Warmer words as Japan, S Korea mark 50 years of ties

TOKYO - Japanese Prime Minister Shinzo Abe pledged Monday to improve ties with South Korea after years of strain over history and territory, as the two countries held low-key celebrations of their relationship.
“In this year marking half a century since diplomatic normalisation, I think it’s important to confirm the feeling we have towards each other by looking back over... the past 50 years,” Abe said at a reception hosted by the South Korean embassy in Tokyo.
“Let us build a new era for our two countries over the next 50 years... To achieve this, I want to join hands with President Park (Geun-Hye) and make efforts together.”
As well as the cream of Tokyo’s diplomatic community, including US ambassador Caroline Kennedy, at least two former Japanese prime ministers were in the audience.
Pointing to some of the weighty issues at play was the presence of Yohei Kono, the man who, as chief cabinet secretary, penned the landmark 1993 apology for Japan’s wartime system of sex slavery, which saw up to 200,000 mainly-Korean women forced to serve Japanese soldiers.
The subject still poisons relations between the two US allies, with Japan insisting the problem has been dealt with, while South Korea says Tokyo does not fully accept its guilt and has not sufficiently atoned.
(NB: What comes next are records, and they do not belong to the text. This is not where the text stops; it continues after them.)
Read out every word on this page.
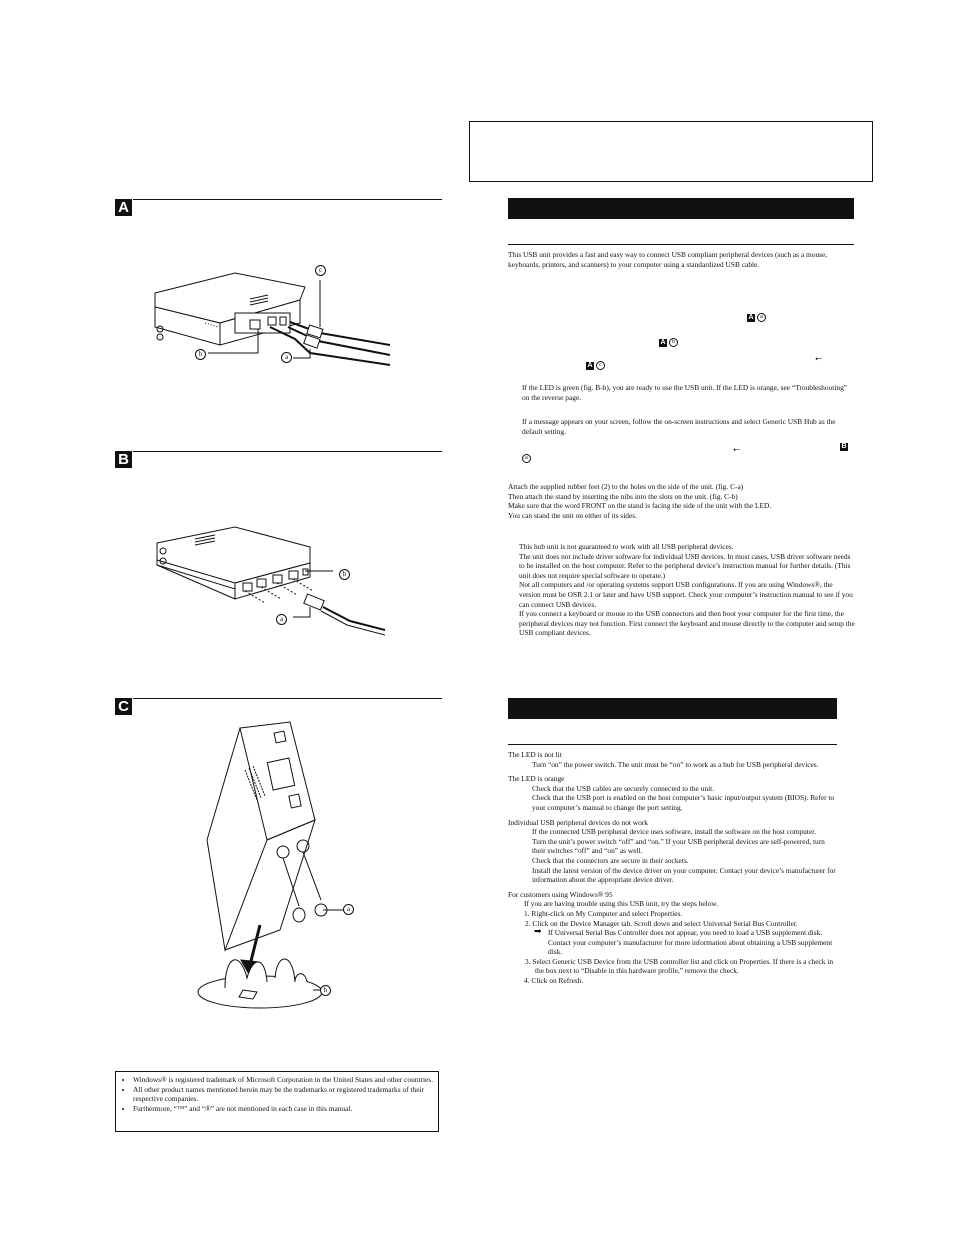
A
c
b	a
B
b
a
C
a
b
• Windows® is registered trademark of Microsoft Corporation in the United States and other countries.
• All other product names mentioned herein may be the trademarks or registered trademarks of their respective companies.
• Furthermore, “™” and “®” are not mentioned in each case in this manual.
This USB unit provides a fast and easy way to connect USB compliant peripheral devices (such as a mouse, keyboards, printers, and scanners) to your computer using a standardized USB cable.
A a
A b
⭠
A c
If the LED is green (fig. B-b), you are ready to use the USB unit. If the LED is orange, see “Troubleshooting” on the reverse page.
If a message appears on your screen, follow the on-screen instructions and select Generic USB Hub as the default setting.
⭠	B
a

Attach the supplied rubber feet (2) to the holes on the side of the unit. (fig. C-a)

Then attach the stand by inserting the nibs into the slots on the unit. (fig. C-b)

Make sure that the word FRONT on the stand is facing the side of the unit with the LED.

You can stand the unit on either of its sides.

This hub unit is not guaranteed to work with all USB peripheral devices.

The unit does not include driver software for individual USB devices. In most cases, USB driver software needs to be installed on the host computer. Refer to the peripheral device’s instruction manual for further details. (This unit does not require special software to operate.)

Not all computers and /or operating systems support USB configurations. If you are using Windows®, the version must be OSR 2.1 or later and have USB support. Check your computer’s instruction manual to see if you can connect USB devices.

If you connect a keyboard or mouse to the USB connectors and then boot your computer for the first time, the peripheral devices may not function. First connect the keyboard and mouse directly to the computer and setup the USB compliant devices.

The LED is not lit

Turn “on” the power switch. The unit must be “on” to work as a hub for USB peripheral devices.

The LED is orange

Check that the USB cables are securely connected to the unit.

Check that the USB port is enabled on the host computer’s basic input/output system (BIOS). Refer to your computer’s manual to change the port setting.

Individual USB peripheral devices do not work

If the connected USB peripheral device uses software, install the software on the host computer.

Turn the unit’s power switch “off” and “on.” If your USB peripheral devices are self-powered, turn their switches “off” and “on” as well.

Check that the connectors are secure in their sockets.

Install the latest version of the device driver on your computer. Contact your device’s manufacturer for information about the appropriate device driver.

For customers using Windows® 95

If you are having trouble using this USB unit, try the steps below.

1. Right-click on My Computer and select Properties.

2. Click on the Device Manager tab. Scroll down and select Universal Serial Bus Controller.

➡ If Universal Serial Bus Controller does not appear, you need to load a USB supplement disk. Contact your computer’s manufacturer for more information about obtaining a USB supplement disk.

3. Select Generic USB Device from the USB controller list and click on Properties. If there is a check in the box next to “Disable in this hardware profile,” remove the check.

4. Click on Refresh.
The issue, which has provided the diplomatic backdrop for the last few decades, has blistered to the fore since Abe and Park - both nationalists - came to power in 2012 and 2013 respectively.
The two countries also squabble over the ownership of a pair of sparsely inhabited islets in the Sea of Japan (East Sea).
Abe said Monday that Japan and South Korea now have close economic relations, with a trade volume 110 times larger than it was 50 years ago.
“Such prosperity between Japan and South Korea was built despite a number of obstacles, thanks to continuous efforts by many people,” he said.
South Korean Foreign Minister Yun Byung-Se read a message from Park, in which she said there are “issues that are entangled tightly like a ball of yarn,” although she did not single out the sex slavery issue.
“It is important that both countries build relations with the idea of reconciliation and harmony so that we can lessen the burden of history.”
Park was due to attend a similar ceremony in Seoul later Monday.
While limited and still some way short of a summit, the gestures by Abe and Park appear to indicate a gradual warming of relations after several years of frostiness.
The two have not held formal bilateral talks since taking office.
Ahead of the reception, Abe told Yun he would like to meet Park, something he has said numerous times before.
Yun, on his first official visit to Tokyo, had held talks Sunday with his Japanese counterpart Fumio Kishida, when the two men agreed there would be a summit “at an appropriate time”.
Park has previously maintained there can be no meeting with Abe until Japan makes amends for its “comfort women” system.
But in a recent interview with the Washington Post, she said: “there has been considerable progress on the issue of the comfort women” and the two countries were “in the final stage” of negotiations.
Japan maintains that the issue was settled in the 1965 normalisation agreement, which saw Tokyo make a total payment of $800 million in grants or loans to its former colony.
Kono’s 1993 statement and apology remains official policy.